Market Thoughts, the End of the Cold War, Credit Crisis of 2008

My wife and I were privileged to have her uncle, John Maresca stay with us for a few days last week. He was in town to speak at his 1959 Yale class mini-reunion.  I immensely enjoy his company which is far too infrequent.  I was able to indulge myself in three days of continuous discussion of geopolitics, history, the Cold War, economics, politics, books and the general history of the world post the Second World War.  I spend my days working in the technology business; the three days Jack was with us was a rare over indulgence in my favorite subjects.  Jack even stayed up late to watch the Celts fall to the Heat in game 2 with me.  The subject of his speech to his Yale class was that the war of his generation was not Korea, not Vietnam, but rather the Cold War 1945 to 1989.  We were honored to sit at a table with a two-time survivor of an attack on the WTC.  In the course of our discussions, I provided Jack with my mini-thesis on the economy of the US post 1989 till today.

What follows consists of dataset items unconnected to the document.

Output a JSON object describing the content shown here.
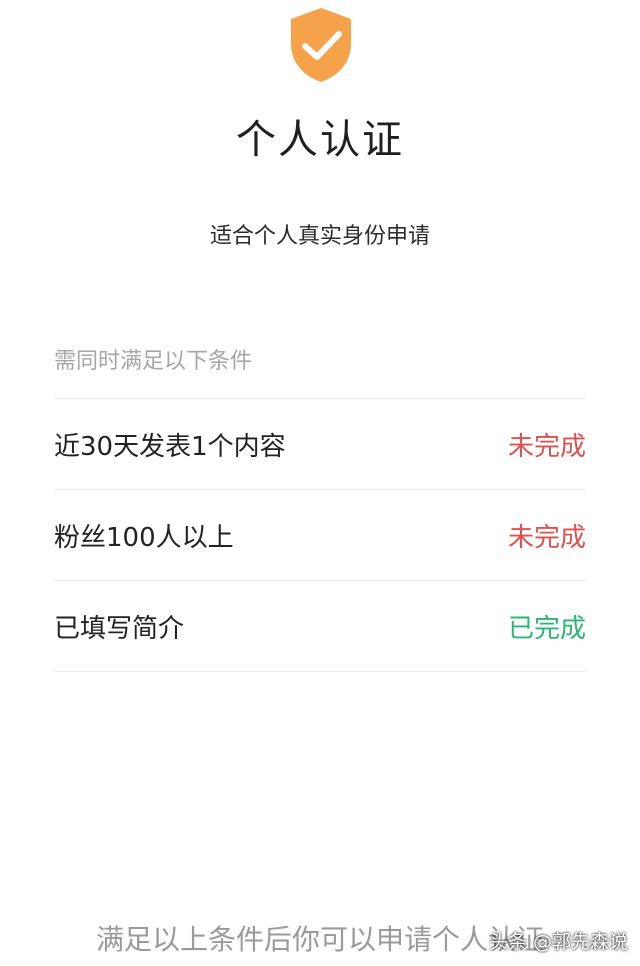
{
  "header": {
    "icon": "shield-check-icon",
    "title": "个人认证",
    "subtitle": "适合个人真实身份申请"
  },
  "requirements": {
    "header": "需同时满足以下条件",
    "items": [
      {
        "label": "近30天发表1个内容",
        "status": "未完成"
      },
      {
        "label": "粉丝100人以上",
        "status": "未完成"
      },
      {
        "label": "已填写简介",
        "status": "已完成"
      }
    ]
  },
  "footer": {
    "note": "满足以上条件后你可以申请个人认证"
  },
  "watermark": {
    "text": "头条 @郭先森说"
  },
  "colors": {
    "shield": "#f5a24b",
    "incomplete": "#e0504f",
    "complete": "#2bb673"
  }
}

The basis of my thesis, which I have hinted at before on this blog, is rooted in the expansion of credit without an accompany expansion of higher capital ratios and reserves.  I bring this up because in course of my many discussions with Jack, I said that I thought Greenspan, Larry Summers and others were the team that failed theUS.  On one had they oversaw a great expansion of credit and debt, but they did not oversee an accompanying expansion of capital reserves.  All of this has been discussed before, I would simply say that if the money multiplier stays were it is, we well have a lot of Friday’s like last week ahead of us.  I posted some charts from the St. Louis Fed.  If you look at these charts and see the expansion of credit, it makes CEOs who talk of productivity gains in the 1990s look like fools.  Do not underestimate what expanding credit debt levels can do make everyone feel good and look like geniuses.

Back in August 2011, I posted my notes from a meeting on Wall Street from March 14, 2008; which also written about in the book The Big Short, by Michael Lewis (see pages 228-230).  The portion of my notes under “XXXX, Former Fed Person” are from Alan Greenspan and the portion before it under “XXXX, Hedge Fund PM” is from Eisman.  I am revealing the names because I want to highlight a few of the notes:

  • AG: The complexity of the models are still too simple to capture human nature.  That is the problem.
  • AG: During the euphoria bankers would tell me they were under pricing risk, but they were forced to play the game.  Was that a BOD level problem?  Why were bankers forced to play the game and under price risk in the market like the others?
  • AG: 20 years ago it seemed that banks were very cautious on how they booked reserves.  The mathematicians took over and said your reserves are wasting money and today it seems the banks are low on reserves.  Part of this accounting issue, some of this is a philosophical style.  Earnings and profitability pressures to mark to market have caused more problems than have capital reserves.
  • SE: Banks in the US are under capitalized, no reserves, pace of credit problems are accelerating, they have not come to grips to with their problems and I would not own a single bank in Florida.  The only good news is the banks in Europe are in worse shape.
  • SE: Capital market problems are worse.  Rating agencies have no idea what they are doing.
  • SE: The buyers of structure mortgage products are structured mortgage people.  It is Ponzi scheme.
  • SE: What is a SIV?  It is 5% cash, 5% Treasuries and 90% asset backed paper, which is leveraged 20 to 1 based on ratings from the ratings agencies published in the paper…what a joke.
  • SE: We are going through the greatest de-levering in the history…there are a lot more Carlyles and Thornbergs…there is not a real solution but to take the pain over time
  • SE: Nothing is going to stop the de-levering process

Four years later with the Europe experiment on the brink of failure, the gains of the Europe Economic Union, which were possible through the stability provided by the winning of the Cold War, now look to be at risk.  I wrote some of this before, but not is such direct terms.  In the past I wrote that “it is clear that many nation-states are working through the stages of political change or revolution fueled by the global credit crisis of 2008.”   The question I should ask my wife’s uncle is: will I be writing a history of the Second Cold War in thirty years?

/wrk


Notebook 05.12.12: CSCO, INTC, SDN, OpenFlow, Cash

It has been awhile since I thought about CSCO in terms of the equity value.  I read many reports on CSCO post their Thursday earnings call and most reports generally like the long term prospects of the company and think CSCO will do better as the macro economic conditions improve.  Over the past year, I have written a lot about CSCO and it is all in the blog archive.  Here a few thoughts on CSCO post their recent earnings call.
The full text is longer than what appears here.